Learning from a century of droughts

Tree ring records show that sensitivity of conifer trees to drought has generally increased during the last century, but so has post-drought recovery. Mature trees today must grow under atmospheric conditions that are very different to those into which they germinated last century, due largely to anthropogenic changes to the atmosphere over the last 100 years. Our sluggish action in curbing anthropogenic CO2 emissions means that sustained increases in temperature and global atmospheric CO2 will continue for most of the decade to come. This prediction is now uncontroversial, but what remains debatable is how forests are likely to respond to this atmospheric trajectory, especially in terms of drought mortality of trees.

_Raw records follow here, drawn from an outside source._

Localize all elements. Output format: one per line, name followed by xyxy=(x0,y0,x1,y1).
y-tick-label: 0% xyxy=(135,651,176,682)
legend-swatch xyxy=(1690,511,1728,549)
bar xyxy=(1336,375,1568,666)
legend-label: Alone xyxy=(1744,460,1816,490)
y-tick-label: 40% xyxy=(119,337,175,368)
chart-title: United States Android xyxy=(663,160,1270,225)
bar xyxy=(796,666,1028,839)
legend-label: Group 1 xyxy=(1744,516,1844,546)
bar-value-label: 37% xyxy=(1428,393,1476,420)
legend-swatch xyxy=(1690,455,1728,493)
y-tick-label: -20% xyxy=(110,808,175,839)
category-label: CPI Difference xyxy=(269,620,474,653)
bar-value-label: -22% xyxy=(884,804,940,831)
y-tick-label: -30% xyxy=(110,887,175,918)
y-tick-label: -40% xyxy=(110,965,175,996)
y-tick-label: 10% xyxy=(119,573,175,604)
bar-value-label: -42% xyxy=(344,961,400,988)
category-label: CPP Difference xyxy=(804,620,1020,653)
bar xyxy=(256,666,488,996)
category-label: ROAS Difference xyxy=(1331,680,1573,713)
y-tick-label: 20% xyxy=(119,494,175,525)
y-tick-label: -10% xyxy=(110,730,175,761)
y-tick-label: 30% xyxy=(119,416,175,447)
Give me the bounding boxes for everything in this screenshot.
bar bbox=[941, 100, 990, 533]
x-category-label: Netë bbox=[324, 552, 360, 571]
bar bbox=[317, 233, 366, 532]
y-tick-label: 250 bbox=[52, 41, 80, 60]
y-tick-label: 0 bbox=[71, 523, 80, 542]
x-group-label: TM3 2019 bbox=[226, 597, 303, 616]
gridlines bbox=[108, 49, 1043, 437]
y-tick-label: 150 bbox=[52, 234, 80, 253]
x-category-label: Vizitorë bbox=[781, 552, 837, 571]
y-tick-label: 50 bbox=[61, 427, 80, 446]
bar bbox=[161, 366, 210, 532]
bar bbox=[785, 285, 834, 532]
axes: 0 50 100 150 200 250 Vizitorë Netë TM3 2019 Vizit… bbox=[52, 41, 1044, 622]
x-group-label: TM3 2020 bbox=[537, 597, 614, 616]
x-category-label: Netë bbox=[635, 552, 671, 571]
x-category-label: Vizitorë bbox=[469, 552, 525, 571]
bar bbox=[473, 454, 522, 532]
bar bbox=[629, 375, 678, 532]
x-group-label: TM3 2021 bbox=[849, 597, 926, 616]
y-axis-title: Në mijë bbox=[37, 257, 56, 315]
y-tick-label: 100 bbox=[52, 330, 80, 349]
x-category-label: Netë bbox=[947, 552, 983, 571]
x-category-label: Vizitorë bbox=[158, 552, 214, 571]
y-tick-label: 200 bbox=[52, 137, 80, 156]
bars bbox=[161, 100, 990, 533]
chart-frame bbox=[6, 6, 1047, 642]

Two rather different views have emerged; one emphasizes the beneficial effects of high CO2 in improving photosynthetic efficiency and water-use economy; while the other suggests that an increase in the frequency of combined hot and dry weather is likely to cause severe injury to trees and forests around the world. In support of the optimistic former view, studies of changing water-use economy in trees appear to confirm a general increase in photosynthetic efficiency in parallel with CO2 over the last century1. However contrary evidence from manipulative studies indicates that CO2-dependent increases in water-use efficiency provide little benefit under water limitation2,3. Meanwhile, the rate of forest mortality appears to be increasing4. Annual tree rings, traditionally used to reconstruct global temperature, can also provide a record of the long-term health of trees, potentially contributing insights into how individuals have responded to droughts as global CO2 levels climbed through the last century. Writing in Nature Ecology & Evolution, Li et al.5 use tree ring records from 28 conifer and 10 angiosperm species to evaluate how significantly tree growth was impacted by drought (resistance) and how well tree growth recovered (resilience), during time periods spanning 100 years, and an increase of approximately 100 ppm CO2.